A montagem, protagonizada por Rejane Faria, que contracena com Ítalo Laureano, Assis Benevenuto e Marcos Coletta, será apresentada uma única vez, precisamente nesta quarta-feira (3), no Grande Teatro Cemig do Palácio das Artes, marcando o encerramento da mostra “Retrospectiva Fellini”, dedicada à obra do diretor italiano, que, em junho, foi realizada no Cine Humberto Mauro.

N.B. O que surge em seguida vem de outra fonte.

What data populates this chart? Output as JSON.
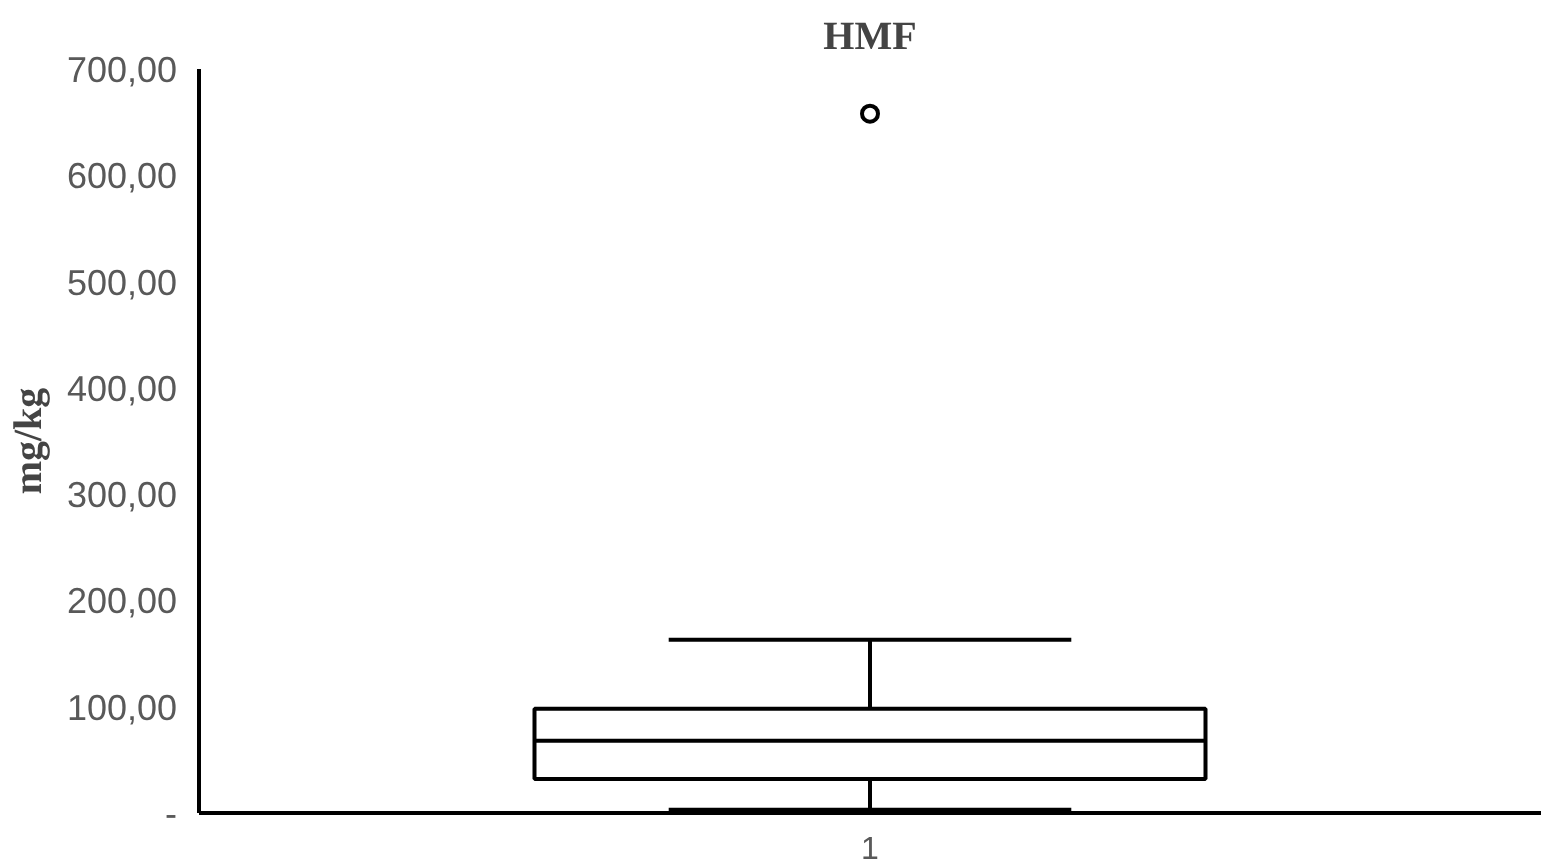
{
  "chart_data": {
    "type": "box",
    "title": "HMF",
    "ylabel": "mg/kg",
    "categories": [
      "1"
    ],
    "boxes": [
      {
        "low": 3,
        "q1": 32,
        "median": 68,
        "q3": 98,
        "high": 163,
        "outliers": [
          658
        ]
      }
    ],
    "color": "#000000",
    "ylim": [
      0,
      700
    ],
    "yticks": [
      {
        "value": 0,
        "label": "-"
      },
      {
        "value": 100,
        "label": "100,00"
      },
      {
        "value": 200,
        "label": "200,00"
      },
      {
        "value": 300,
        "label": "300,00"
      },
      {
        "value": 400,
        "label": "400,00"
      },
      {
        "value": 500,
        "label": "500,00"
      },
      {
        "value": 600,
        "label": "600,00"
      },
      {
        "value": 700,
        "label": "700,00"
      }
    ],
    "grid": false
  }
}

“Foi uma honra receber o convite para este trabalho”, reconhece Rejane, – ainda que admita, diante da proposta, ter sentido o peso da responsabilidade. “Apesar do prazo para trabalhar essa montagem fosse curto – cerca de dois meses e meio –, tivemos grande interesse e estímulo, e conseguimos reunir uma equipe muito forte. Um conjunto de fatores que tornou tudo possível”, examina Rejane, fazendo elogios ao diretor, ao dramaturgo e a seus colegas do Quatroloscinco, além de lembrar que o grupo vem, nos últimos dias, de uma maratona de ensaios diários.
Esta, aliás, será a primeira vez que a companhia de teatro se apresenta no principal palco do Palácio das Artes, um dos mais imponentes templos da cultura do Estado. “É um espaço que a gente não almejava, porque sempre fizemos peças mais intimistas, para plateias menores. Desta vez, no entanto, estaremos em um teatro com palco gigantesco, com uma série de recursos incríveis, como elevadores, e potentes sistemas de som e iluminação. Além, claro, da grande capacidade de público (são 1.705 lugares). Tem sido uma experiência muito rica, que estamos aproveitando ao máximo”, anima-se a atriz, que assinala ter se sentido igualmente desafiada e animada diante da proposta de levar ao palco um espetáculo híbrido, com elementos do cinema e do teatro.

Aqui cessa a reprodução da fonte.